Stephen Moses is president of the Center for Long-Term Care Reform. The Center promotes universal access to top-quality long-term care by encouraging private financing as an alternative to Medicaid dependency for most Americans. Previously, Mr. Moses was president of the Center for Long- Term Care Financing (1998-2005), Director of Research for LTC, Inc., (1989-98), a senior analyst for the Inspector General of the U.S. Department of Health and Human Services (1987-89), a Medicaid state representative for the Health Care Financing Administration (1978-87), a HHS Departmental Management Intern (1975-78), and a Peace Corps Volunteer in Venezuela (1968-1970). He is widely recognized as an expert and innovator in the field of long-term care.

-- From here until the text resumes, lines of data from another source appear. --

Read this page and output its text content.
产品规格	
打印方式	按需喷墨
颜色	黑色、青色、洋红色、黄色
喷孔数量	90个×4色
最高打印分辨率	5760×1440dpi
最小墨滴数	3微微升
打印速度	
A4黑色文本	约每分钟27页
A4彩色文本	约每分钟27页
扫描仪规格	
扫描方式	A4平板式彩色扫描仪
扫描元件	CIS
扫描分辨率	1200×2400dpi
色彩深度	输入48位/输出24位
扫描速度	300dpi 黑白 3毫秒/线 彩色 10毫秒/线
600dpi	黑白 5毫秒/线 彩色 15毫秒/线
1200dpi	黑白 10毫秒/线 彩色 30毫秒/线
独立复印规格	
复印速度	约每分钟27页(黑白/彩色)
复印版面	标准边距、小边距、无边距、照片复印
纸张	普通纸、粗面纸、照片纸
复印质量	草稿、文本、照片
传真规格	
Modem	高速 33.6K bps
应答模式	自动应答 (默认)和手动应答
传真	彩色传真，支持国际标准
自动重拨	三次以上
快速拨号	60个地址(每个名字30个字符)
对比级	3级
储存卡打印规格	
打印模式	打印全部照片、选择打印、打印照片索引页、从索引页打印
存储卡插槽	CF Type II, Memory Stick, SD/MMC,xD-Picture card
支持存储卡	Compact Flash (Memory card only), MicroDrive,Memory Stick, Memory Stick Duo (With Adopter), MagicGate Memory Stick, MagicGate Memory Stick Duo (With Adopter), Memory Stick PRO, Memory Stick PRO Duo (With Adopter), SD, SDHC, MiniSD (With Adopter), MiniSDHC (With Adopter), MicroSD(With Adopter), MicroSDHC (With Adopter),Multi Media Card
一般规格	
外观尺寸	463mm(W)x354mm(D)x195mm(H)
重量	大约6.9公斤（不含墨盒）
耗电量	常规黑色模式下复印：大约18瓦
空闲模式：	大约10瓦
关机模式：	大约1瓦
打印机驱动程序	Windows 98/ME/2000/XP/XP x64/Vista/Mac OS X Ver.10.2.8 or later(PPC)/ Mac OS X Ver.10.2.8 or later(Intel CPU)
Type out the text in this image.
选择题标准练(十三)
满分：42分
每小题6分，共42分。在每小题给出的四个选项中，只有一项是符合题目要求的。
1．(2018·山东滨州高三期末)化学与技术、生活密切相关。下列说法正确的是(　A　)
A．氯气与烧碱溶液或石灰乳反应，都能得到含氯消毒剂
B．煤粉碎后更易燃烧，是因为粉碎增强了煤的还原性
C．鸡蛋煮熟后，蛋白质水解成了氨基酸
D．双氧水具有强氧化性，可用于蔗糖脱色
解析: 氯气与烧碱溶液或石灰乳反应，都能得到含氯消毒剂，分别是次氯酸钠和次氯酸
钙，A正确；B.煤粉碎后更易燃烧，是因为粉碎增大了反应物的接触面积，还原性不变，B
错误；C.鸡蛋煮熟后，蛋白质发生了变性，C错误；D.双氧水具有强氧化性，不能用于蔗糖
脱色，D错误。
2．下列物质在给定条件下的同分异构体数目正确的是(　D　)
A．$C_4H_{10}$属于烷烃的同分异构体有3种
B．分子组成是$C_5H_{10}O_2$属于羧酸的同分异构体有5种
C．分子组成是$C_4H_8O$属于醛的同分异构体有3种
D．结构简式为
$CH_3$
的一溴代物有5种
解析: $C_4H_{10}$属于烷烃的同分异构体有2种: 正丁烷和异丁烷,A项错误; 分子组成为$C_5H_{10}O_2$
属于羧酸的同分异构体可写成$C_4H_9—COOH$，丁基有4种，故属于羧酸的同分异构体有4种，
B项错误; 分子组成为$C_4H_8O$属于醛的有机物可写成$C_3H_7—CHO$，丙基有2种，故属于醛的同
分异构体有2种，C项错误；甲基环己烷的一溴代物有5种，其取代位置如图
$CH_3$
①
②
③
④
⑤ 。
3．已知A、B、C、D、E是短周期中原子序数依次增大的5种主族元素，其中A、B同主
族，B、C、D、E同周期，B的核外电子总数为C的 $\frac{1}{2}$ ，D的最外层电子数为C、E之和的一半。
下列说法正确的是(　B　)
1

President at Paragon Health Institute
Brian Blase, Ph.D., is the President of Paragon Health Institute. Brian was Special Assistant to the President for Economic Policy at the White House’s National Economic Council (NEC) from 2017-2019, where he coordinated the development and execution of numerous health policies and advised the President, NEC director, and senior officials. After leaving the White House, Brian founded Blase Policy Strategies and serves as its CEO.

Facts matter. To solve the nation’s looming long-term care financing crisis, policymakers must deal with one key fact. Most people do not consume their life savings paying for this care.

People believe this fallacy of impoverishment because so many older adults end up on the Medicaid welfare program, often in nursing homes. But the truth is that most people can easily access Medicaid when they need long-term care, or LTC. There are income and asset tests to gain eligibility for Medicaid, but for most people, the income test is irrelevant, and the asset test is easily satisfied.

On the income test, in most states, Medicaid subtracts applicants’ monthly health and LTC expenses from income before applying the “low income” standard, so only older Americans with a very high income fail this test. In other states, higher-income people can use sophisticated income diversion trusts to qualify.

On the asset test, most old people’s wealth is exempt. This includes most home equity, individual retirement accounts, a business, one vehicle, prepaid burial expenses, home furnishings and other belongings. Medicaid applicants can reduce nonexempt wealth by purchasing a new car or having their home remodeled.